I’m so excited to be kicking off June with a brand new vintage-inspired make. It’s been a little while since I last turned my hand to a reproduction vintage pattern (despite an ever increasing stash of these patterns in my sewing cupboard), so this make feels particularly overdue. I’ve had my mind on a version of Simplicity’s 8591 pattern for a while – it’s super fun and flirty, perfect for a floraly summer dress – but couldn’t settle on a fabric. Fortunately, a trip to Joann’s set me in good stead with a beautiful mint green cotton and I was determined to finish May with a new dress under my belt (so to speak). And here she is…
Sweet and simple. I love this dress so much! I so rarely have any issue with Simplicity patterns and S8591 was no exception. Despite the incident with my serger (we’re only just on speaking terms again), there were really no hiccups with any part of the construction process. Everything came together a treat due Simplicity’s super clear instructions. For some reason, I always panic when I use patterns from major pattern companies (Vogue, McCalls etc.). I’m not sure why – perhaps its the massive instructions sheets that typically come with their patterns. Either way, I’m always incredible intimidated by them. But this fear is usually unwarranted, particularly when I’m working with anything from Simplicity. I really enjoyed the construction of this dress and was able to reinforce a few skills – gathering, making ruffles – along the way!
Definitely feeling my oats here
Size-wise, I obviously didn’t make a muslin (regular readers of Sew For Victory know that I avoid muslins with a tenacity that would honestly be impressive were it applied constructively elsewhere). As usual, I simply followed the sizing as per my measurements and hoped for the best. In the end, I had to take the bodice in quite a bit. I think I probably could have left it as it was, in which case it would’ve had a pretty generous amount of ease and just looked a little baggy around the waist/bust. But, since I decided to use an invisible zip rather than the standard zipper required by the pattern, it was super easy to take in. I simply basted the zip in and then worked with it until I got the fit just right. Obviously having my mannequin helped a lot with this!
Honestly, though, this fit adjustment wasn’t even slightly challenging.
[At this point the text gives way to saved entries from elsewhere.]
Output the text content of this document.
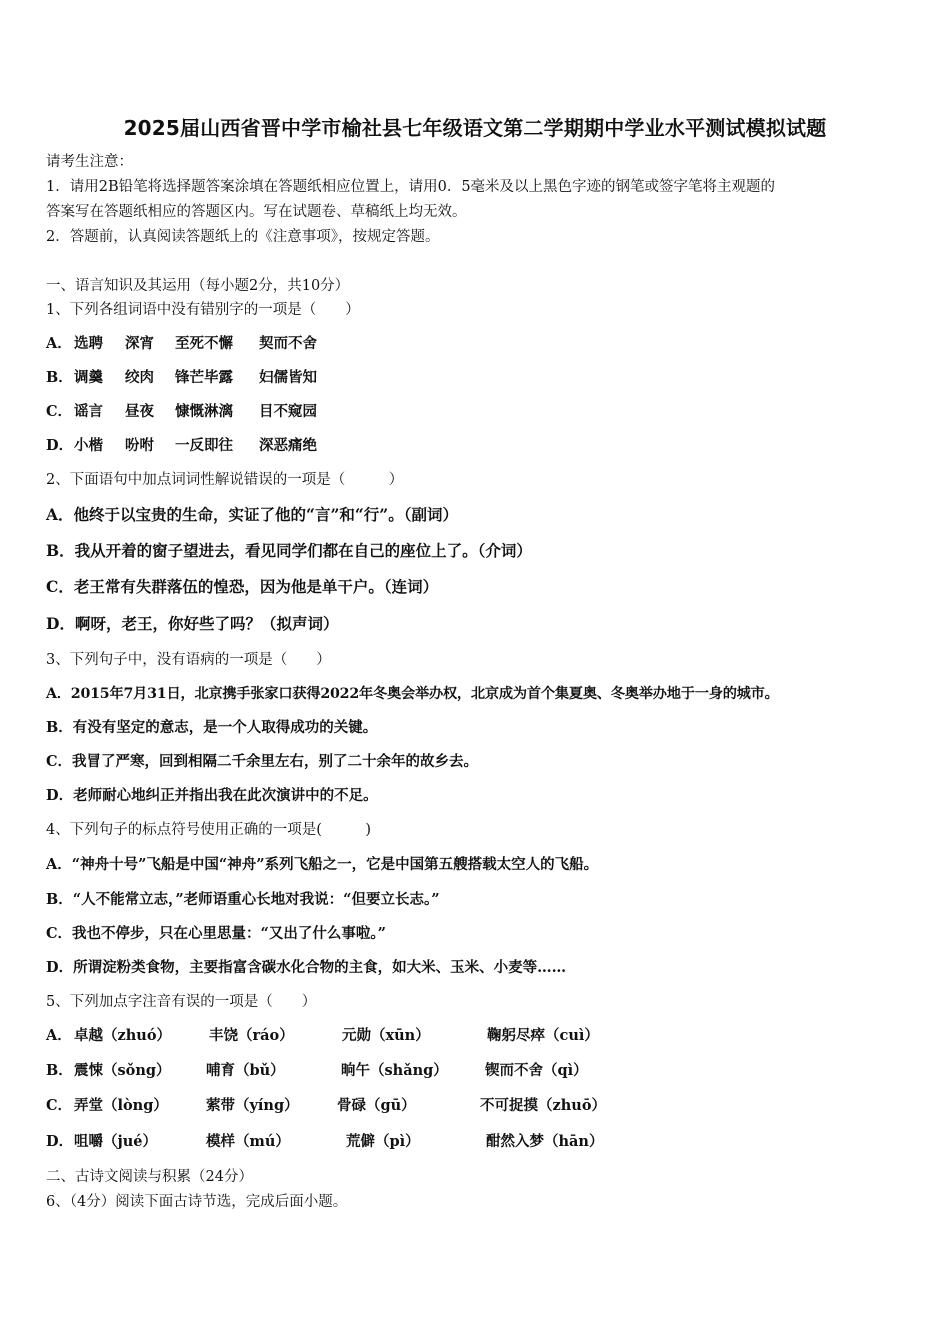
2025届山西省晋中学市榆社县七年级语文第二学期期中学业水平测试模拟试题
请考生注意：
1．请用2B铅笔将选择题答案涂填在答题纸相应位置上，请用0．5毫米及以上黑色字迹的钢笔或签字笔将主观题的
答案写在答题纸相应的答题区内。写在试题卷、草稿纸上均无效。
2．答题前，认真阅读答题纸上的《注意事项》，按规定答题。
一、语言知识及其运用（每小题2分，共10分）
1、下列各组词语中没有错别字的一项是（　　）
A． 选聘 深宵 至死不懈 契而不舍
B． 调羹 绞肉 锋芒毕露 妇儒皆知
C． 谣言 昼夜 慷慨淋漓 目不窥园
D． 小楷 吩咐 一反即往 深恶痛绝
2、下面语句中加点词词性解说错误的一项是（　　　）
A．他终于以宝贵的生命，实证了他的“言”和“行”。（副词）
B．我从开着的窗子望进去，看见同学们都在自己的座位上了。（介词）
C．老王常有失群落伍的惶恐，因为他是单干户。（连词）
D．啊呀，老王，你好些了吗？（拟声词）
3、下列句子中，没有语病的一项是（　　）
A．2015年7月31日，北京携手张家口获得2022年冬奥会举办权，北京成为首个集夏奥、冬奥举办地于一身的城市。
B．有没有坚定的意志，是一个人取得成功的关键。
C．我冒了严寒，回到相隔二千余里左右，别了二十余年的故乡去。
D．老师耐心地纠正并指出我在此次演讲中的不足。
4、下列句子的标点符号使用正确的一项是(　　　)
A．“神舟十号”飞船是中国“神舟”系列飞船之一，它是中国第五艘搭载太空人的飞船。
B．“人不能常立志，”老师语重心长地对我说：“但要立长志。”
C．我也不停步，只在心里思量：“又出了什么事啦。”
D．所谓淀粉类食物，主要指富含碳水化合物的主食，如大米、玉米、小麦等……
5、下列加点字注音有误的一项是（　　）
A． 卓越（zhuó）	丰饶（ráo）	元勋（xūn）	鞠躬尽瘁（cuì）
B． 震悚（sǒng） 哺育（bǔ）	晌午（shǎng）	锲而不舍（qì）
C． 弄堂（lòng）	萦带（yíng）	骨碌（gū）	不可捉摸（zhuō）
D． 咀嚼（jué）	模样（mú）	荒僻（pì）	酣然入梦（hān）
二、古诗文阅读与积累（24分）
6、（4分）阅读下面古诗节选，完成后面小题。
I would probably suggest that anyone trying this pattern might want to make a muslin first (if that floats your boat and, if it doesn’t, welcome to the club!) or perhaps opt for an invisible zip. Working with an invisible zip isn’t problematic at all in this case – there’s a generous amount of allowance of either side of the back bodice, so it’s simply a matter of finding a good fit and inserting the zip as you would normally sew in an invisible zipper (basically, I just ignored the pattern instructions and did my own thing).
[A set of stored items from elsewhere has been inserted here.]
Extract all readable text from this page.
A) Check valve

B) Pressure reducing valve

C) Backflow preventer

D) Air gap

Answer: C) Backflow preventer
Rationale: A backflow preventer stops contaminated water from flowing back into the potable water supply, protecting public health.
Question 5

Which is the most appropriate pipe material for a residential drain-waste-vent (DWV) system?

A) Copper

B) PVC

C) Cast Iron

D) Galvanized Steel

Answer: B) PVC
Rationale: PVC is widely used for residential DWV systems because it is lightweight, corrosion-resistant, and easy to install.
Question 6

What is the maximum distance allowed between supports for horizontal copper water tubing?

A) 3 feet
Let’s talk about the sleeve (and ignore my super pink arm – English people shouldn’t be outside in St Louis summer weather). Oh my goodness, is it the cutest feature! When I first started putting the dress together, I was slightly worried that it was looking a bit Victorian. Paired with the very gathered skirt, it definitely has that sort of feel to it. But the length of the sleeves work perfectly with the ruffles and, once the belt is added and the dress is hemmed, the dress instantly takes itself out of the 1800s and into the 1960s.
I’m in love with these ruffles. They’re really easy to add on and, if you work with a medium-weight cotton, they stand out beautifully. I’m obsessed on so many levels and seriously considering adding ruffles to literally every sleeve that I make from now on.
I also really like the belt. I wasn’t sure if I could be bothered making it – particularly because I knew that I would have to trawl the internet for an appropriate belt buckle. It was definitely a quest trying to find one without a prong that was also the right size and colour. Fortunately, I now know that Etsy is the place to be when it comes to vintage belt buckles. After a bit of searching, I struck gold with this 1930s buckle – perfectly sized and only $8.00. I’m so glad that I decided to make the effort – not least because the belt only took about 30 mins to construct and it really does add to the 1960s vibe of the whole ensemble.
It’s also worth mentioning that this dress works perfectly well without a petticoat. I do have a bit of a problem when it comes to 1950s/1960s silhouettes. I love a circle skirt but I find that, without a petticoat, they can end up making my hips look enormous. The whole thing ends up looking a bit like a deflating balloon. Fortunately, the gathering on this skirt – balanced out by the high neckline and ruffles on the sleeves – helps the dress look amazing, even without a petticoat. This definitely makes me much more likely to wear it out and about!
What more can I say? This dress is a vintage lover’s dream. I think it may be one of favourite makes to date (I know, I say this every time – but seriously, it’s amazing). I’m thinking it would be perfect for special occasions but could totally see it working for a summer picnic or a desire to pretend you’re starring opposite Gene Kelly in a Hollywood musical (not that I ever think about this).
Now I’m off to twirl around for a while and practice some seriously sub-par dance moves!